CSIR national nanomaterials centre celebrates decade of achievement

27th November 2017 By: Keith Campbell - Creamer Media Senior Deputy Editor

CSIR national nanomaterials centre celebrates decade of achievement

CSIR NCNSM polymer characterisation laboratory with CSIR polymer characterisation technologist Lesego Maubane

The National Centre for Nanostructured Materials (NCNSM) of the Council for Scientific and Industrial Research (CSIR) celebrated its tenth anniversary on Monday, having been launched in 2007. It was set up to help implement the National Nanotechnology Strategy.

Nanotechnology is concerned with materials at the very small scale of between one and 100 nanometres. A nanometre is a billionth (it can alternatively be rendered as a thousand millionth) of a metre. It is a multidisciplinary research area.

"Research and development at the nano centre supports the manufacturing of bulk materials with improved properties, such as plastics, that are able to tolerate very high and low temperatures and plastics that possess fire retardant properties or high resistance to tearing," highlighted NCNSM manager and CSIR chief researcher Professor Suprakas Sinha Ray. "This includes development of detection devices that use nanomaterials capable of detecting gases at parts-per-million levels with greater sensitivity and accuracy."

Nanomaterials can have unique properties -- chemical, mechanical, optical and physical -- that can be exploited to create new materials for various applications. To enable local research in the field, the centre has been well equipped with state-of-the-art scaling up, polymer processing, characterisation and testing facilities. These have been funded by the Department of Science and Technology.

In 2015 the Nanomaterials Industrial Development Facility (NIDF) was established within the NCNSM. The purpose of the NIDF is to help scientists, technologists and engineers to close the gap between the development of materials and their commercialisation. It assists other research agencies, industry and small, medium-sized and microenterprises in developing and scaling-up new nanomaterials.

Currently, it is focused on employing nanotechnology as a key element in the development of cosmetics, polymer and other chemical-related products. The intent is that such developments, assisting local businesses, will result in the creation of new jobs.

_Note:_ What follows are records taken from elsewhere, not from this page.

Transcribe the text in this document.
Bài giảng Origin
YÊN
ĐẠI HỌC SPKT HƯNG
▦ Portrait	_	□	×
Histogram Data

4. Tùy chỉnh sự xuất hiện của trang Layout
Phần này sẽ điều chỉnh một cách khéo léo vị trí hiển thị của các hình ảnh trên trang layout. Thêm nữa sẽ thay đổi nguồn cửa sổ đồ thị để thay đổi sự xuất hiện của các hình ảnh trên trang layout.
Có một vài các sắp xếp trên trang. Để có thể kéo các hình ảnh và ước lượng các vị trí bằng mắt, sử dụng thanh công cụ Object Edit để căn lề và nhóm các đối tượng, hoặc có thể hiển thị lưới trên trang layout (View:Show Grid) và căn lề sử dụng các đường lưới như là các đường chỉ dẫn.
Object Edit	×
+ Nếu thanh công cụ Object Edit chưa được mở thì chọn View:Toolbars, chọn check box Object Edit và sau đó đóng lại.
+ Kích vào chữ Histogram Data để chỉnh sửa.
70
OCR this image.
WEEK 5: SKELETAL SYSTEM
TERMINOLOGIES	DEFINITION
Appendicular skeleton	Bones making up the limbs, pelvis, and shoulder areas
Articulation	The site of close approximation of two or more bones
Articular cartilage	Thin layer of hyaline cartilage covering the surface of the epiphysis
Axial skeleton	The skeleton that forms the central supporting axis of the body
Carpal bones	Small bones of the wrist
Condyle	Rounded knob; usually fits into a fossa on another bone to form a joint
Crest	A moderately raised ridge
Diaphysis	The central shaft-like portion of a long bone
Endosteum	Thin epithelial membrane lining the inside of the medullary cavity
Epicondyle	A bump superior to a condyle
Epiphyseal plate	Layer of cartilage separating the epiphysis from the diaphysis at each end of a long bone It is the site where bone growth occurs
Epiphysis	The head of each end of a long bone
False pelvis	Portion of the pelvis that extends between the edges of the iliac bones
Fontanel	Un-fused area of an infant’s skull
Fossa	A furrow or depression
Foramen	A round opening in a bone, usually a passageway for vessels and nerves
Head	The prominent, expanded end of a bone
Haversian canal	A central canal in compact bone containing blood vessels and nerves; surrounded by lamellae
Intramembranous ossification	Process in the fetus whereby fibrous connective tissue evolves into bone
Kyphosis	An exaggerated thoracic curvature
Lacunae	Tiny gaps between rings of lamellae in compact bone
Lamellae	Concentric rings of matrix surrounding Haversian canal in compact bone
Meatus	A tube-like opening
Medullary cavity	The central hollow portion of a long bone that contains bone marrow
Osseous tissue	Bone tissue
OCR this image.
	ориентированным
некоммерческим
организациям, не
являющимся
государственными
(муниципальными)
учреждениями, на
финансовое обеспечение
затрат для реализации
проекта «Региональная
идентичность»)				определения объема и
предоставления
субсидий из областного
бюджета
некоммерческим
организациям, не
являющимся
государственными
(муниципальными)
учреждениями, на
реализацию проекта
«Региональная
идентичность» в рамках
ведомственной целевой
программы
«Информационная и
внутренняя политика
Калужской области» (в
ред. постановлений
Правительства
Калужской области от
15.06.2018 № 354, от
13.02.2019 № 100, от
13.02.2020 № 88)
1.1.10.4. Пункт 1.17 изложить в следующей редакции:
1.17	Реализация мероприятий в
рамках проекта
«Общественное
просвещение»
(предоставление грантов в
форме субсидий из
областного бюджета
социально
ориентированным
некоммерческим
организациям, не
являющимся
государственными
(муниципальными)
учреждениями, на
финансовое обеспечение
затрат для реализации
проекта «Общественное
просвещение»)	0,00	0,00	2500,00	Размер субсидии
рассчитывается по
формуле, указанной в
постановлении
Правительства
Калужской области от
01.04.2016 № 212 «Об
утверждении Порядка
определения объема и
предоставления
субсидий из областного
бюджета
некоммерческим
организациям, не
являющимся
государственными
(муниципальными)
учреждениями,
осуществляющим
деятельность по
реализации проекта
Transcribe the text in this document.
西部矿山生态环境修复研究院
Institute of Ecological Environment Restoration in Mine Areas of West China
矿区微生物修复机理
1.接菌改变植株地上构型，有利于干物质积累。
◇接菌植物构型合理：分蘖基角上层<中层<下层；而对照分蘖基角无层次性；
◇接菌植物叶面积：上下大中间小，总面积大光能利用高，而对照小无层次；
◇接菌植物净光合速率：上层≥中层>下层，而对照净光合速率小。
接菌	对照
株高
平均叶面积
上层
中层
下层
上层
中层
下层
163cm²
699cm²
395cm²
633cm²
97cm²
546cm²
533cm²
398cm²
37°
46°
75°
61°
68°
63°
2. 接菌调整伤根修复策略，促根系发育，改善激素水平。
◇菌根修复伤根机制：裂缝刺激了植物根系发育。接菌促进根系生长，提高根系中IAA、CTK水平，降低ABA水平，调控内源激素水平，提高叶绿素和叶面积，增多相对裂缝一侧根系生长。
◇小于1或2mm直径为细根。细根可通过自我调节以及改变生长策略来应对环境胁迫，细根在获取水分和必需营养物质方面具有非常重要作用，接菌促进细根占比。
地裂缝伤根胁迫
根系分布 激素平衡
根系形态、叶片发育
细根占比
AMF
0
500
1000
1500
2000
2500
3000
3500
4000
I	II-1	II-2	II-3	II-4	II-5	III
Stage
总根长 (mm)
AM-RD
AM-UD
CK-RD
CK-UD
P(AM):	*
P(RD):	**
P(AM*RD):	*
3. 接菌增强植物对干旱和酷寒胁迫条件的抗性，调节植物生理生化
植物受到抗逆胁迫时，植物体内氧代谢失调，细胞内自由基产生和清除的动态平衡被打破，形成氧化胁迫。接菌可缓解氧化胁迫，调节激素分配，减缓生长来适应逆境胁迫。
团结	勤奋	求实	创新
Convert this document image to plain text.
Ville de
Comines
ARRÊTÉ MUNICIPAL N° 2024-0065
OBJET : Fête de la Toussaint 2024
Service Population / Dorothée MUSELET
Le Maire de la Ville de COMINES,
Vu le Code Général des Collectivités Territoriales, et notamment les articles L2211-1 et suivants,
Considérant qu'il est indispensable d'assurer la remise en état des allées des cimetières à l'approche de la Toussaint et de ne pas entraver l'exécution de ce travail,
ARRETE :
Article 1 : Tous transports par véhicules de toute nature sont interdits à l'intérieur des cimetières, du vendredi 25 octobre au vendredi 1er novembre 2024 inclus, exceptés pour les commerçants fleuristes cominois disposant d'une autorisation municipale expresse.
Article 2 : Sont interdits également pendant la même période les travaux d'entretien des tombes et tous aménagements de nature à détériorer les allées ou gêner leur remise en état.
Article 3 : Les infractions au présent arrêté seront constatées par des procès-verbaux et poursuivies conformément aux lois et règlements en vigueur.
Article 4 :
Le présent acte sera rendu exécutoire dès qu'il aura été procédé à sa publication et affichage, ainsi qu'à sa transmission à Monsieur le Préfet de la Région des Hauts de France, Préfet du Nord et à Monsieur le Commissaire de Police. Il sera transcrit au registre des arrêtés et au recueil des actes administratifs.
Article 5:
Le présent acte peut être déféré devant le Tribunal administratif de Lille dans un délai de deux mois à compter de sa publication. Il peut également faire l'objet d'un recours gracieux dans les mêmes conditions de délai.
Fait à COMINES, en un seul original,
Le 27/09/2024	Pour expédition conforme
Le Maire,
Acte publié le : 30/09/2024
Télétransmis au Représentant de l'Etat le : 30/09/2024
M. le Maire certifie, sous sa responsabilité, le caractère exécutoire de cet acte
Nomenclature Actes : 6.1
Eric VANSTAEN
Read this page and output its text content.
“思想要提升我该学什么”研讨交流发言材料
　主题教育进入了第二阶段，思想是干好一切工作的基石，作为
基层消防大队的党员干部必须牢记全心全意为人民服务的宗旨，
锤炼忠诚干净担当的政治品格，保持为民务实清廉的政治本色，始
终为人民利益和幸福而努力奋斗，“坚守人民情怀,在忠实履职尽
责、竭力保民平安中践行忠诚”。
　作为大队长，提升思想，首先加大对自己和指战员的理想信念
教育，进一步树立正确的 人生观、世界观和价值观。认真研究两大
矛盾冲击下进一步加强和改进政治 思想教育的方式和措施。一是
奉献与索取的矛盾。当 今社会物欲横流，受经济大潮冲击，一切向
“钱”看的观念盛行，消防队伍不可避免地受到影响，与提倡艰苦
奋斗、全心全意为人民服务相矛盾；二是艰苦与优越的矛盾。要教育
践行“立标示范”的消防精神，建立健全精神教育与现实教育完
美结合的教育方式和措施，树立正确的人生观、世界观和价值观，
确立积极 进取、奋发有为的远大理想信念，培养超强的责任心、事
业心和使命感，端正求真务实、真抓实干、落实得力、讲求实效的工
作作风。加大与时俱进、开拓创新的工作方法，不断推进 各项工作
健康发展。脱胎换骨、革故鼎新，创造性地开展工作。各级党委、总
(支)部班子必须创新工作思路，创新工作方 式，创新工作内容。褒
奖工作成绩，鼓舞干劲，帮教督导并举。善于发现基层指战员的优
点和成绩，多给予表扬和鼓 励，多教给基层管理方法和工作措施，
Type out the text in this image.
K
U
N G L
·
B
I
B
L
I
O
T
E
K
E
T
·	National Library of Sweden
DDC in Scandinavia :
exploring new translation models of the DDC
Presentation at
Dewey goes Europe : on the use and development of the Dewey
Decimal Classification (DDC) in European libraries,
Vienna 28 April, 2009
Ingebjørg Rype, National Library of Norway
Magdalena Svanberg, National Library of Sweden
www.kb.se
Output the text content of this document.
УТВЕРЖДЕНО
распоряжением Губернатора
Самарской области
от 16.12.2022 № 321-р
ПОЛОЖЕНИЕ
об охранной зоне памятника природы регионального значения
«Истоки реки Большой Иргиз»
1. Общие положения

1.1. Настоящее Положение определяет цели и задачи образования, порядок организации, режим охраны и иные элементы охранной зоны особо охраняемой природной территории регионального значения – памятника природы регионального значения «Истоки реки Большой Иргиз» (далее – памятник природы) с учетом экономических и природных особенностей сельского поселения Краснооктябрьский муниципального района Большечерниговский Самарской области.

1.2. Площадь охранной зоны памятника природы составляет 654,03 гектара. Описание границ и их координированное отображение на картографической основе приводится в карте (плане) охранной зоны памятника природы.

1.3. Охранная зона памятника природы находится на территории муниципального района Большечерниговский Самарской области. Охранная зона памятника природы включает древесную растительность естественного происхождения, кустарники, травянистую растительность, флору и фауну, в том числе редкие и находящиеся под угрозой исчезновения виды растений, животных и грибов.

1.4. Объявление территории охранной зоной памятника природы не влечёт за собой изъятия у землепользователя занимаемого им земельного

The NCNSM already has a number of achievements to its credit. It has developed a prototype breath analyser which detects diabetes without needing a blood test. It has established new nano research areas by setting up water and catalysis research groups. And it has created a polymer processing laboratory to test and evaluate industrial nanomaterial samples.

The centre has also trained more than 130 postdoctoral fellows, PhDs, and Masters students. This figure includes interns. Scientific articles written by staff at the NCNSM have been cited more than 8 000 times by researchers in other institutions, around the world. In 2015, Ray was listed as one of the world's top 1% of influential and high impact scientists in his field.